This past weekend was the first weekend of my Christmas vacation (I hadn’t had a chance to use more than 2-3 vacation days all year long, so I have a bunch to burn up). With nothing on the docket, and really feeling in a “philatelic mood” on the spur of the moment I decided to drive up to the ASDA show in Lombard, IL.
I had not been to this venue before (Lindner Conference Center). The drive up was VERY easy, only about 2 hours door to door. Unfortunately it rained nonstop… all day long.
The show had about 15 dealers, many of whom I knew from Chicagopex and Indypex, but there were a couple I had not done business with before. One in particular had a number of nice pieces, so overall the trip was quite worthwhile.
I bought a small revenue collection in a tiny stockbook. The most surprising items in it though, turned out to be rather unexpected. A set of 4 stamps that appear to be locals, but are actually fantasies:
I figured that being fantasies, they would be of nominal value… apparently I was wrong. I found 3 different eBay results for partial sets ranging from $60 to $100.

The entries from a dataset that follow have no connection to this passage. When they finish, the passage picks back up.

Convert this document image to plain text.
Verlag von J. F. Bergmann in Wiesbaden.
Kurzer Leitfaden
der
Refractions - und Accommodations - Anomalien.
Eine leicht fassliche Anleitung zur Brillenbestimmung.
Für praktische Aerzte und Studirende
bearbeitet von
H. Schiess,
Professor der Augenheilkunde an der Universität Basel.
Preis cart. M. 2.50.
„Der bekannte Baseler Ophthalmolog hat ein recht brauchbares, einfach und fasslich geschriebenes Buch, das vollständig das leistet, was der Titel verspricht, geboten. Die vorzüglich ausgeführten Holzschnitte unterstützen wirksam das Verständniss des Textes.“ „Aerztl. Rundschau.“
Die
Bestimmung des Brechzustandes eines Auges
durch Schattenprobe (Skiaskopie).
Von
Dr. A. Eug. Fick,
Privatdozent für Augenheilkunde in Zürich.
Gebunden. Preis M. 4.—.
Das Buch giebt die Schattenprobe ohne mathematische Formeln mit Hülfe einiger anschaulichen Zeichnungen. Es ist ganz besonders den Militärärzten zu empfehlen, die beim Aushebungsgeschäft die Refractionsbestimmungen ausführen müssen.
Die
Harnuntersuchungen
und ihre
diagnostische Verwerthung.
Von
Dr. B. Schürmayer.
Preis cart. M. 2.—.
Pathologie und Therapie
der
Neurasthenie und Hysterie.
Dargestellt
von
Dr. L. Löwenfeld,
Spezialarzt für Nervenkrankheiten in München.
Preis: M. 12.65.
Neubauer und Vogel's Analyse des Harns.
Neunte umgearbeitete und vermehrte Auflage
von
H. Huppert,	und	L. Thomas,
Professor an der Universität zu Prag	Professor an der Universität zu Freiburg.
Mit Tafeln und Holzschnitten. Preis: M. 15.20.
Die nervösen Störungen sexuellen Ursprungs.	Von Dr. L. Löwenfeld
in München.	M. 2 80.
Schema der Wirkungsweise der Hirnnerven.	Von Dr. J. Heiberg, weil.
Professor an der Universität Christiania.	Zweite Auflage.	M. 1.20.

There’s gotta be some sort of story around these…
Outside of the the collection the individual keepers from the day are the following:
A nice CDV with a part perforate pair (R1b).
A check with a nice SON cancel from the Keystone Bridge Co.

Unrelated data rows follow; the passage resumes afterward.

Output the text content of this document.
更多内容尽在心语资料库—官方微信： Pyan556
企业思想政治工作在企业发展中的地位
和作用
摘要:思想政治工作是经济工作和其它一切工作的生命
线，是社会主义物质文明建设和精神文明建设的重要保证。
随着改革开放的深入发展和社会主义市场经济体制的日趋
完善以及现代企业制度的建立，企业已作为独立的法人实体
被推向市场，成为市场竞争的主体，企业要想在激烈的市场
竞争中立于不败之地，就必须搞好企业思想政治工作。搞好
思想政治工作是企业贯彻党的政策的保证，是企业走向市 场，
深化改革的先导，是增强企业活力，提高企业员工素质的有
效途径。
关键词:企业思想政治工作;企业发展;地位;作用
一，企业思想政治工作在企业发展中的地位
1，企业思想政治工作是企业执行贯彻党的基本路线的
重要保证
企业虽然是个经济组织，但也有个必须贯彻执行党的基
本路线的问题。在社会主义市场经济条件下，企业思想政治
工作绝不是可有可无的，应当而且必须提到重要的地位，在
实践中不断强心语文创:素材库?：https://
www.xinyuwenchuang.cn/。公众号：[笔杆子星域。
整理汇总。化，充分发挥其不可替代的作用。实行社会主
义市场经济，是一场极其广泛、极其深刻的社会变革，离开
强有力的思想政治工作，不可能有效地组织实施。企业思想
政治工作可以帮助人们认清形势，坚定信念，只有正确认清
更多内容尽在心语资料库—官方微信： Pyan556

A check from 1898, from the H.B. Smith Co. of Westfield Mass, manufacturer of boilers, with not only a crisp ornate handstamp, but a nice image of a boiler in the middle of the check.
Lastly, the one piece that made the trip worthehile: A cover with a revenue (R211) illegally used as postage… but not just any cover. A paquebot cover. This cover was sent from the S.S. Arabic, and canceled in Cherbourg-Octeville, in Normandy, France.
The S.S. Arabic was sunk off the cost of Ireland, en route to America, on August 19, 1915 by the German submarine U-24. According to Wikipedia (http://en.wikipedia.org/wiki/SS_Ara…%281902%29), this incident had significant impact on U.S.-German foreign policy and submarine warfare.
The stamp on the cover was first issued in 1914, and the ship was sunk in 1915, but the datestamp doesn’t appear to correlate to that period, but I don’t know how to read the format.
I’ve included a closeup of one of the datestamps below the cover. Does anyone know how to read this format?
[UPDATE: Members on another board determined the answer to the cover. It’s a different “S.S. Arabic”, not the one that immediately comes up in Google. The cover was canceled January 20, 1929.]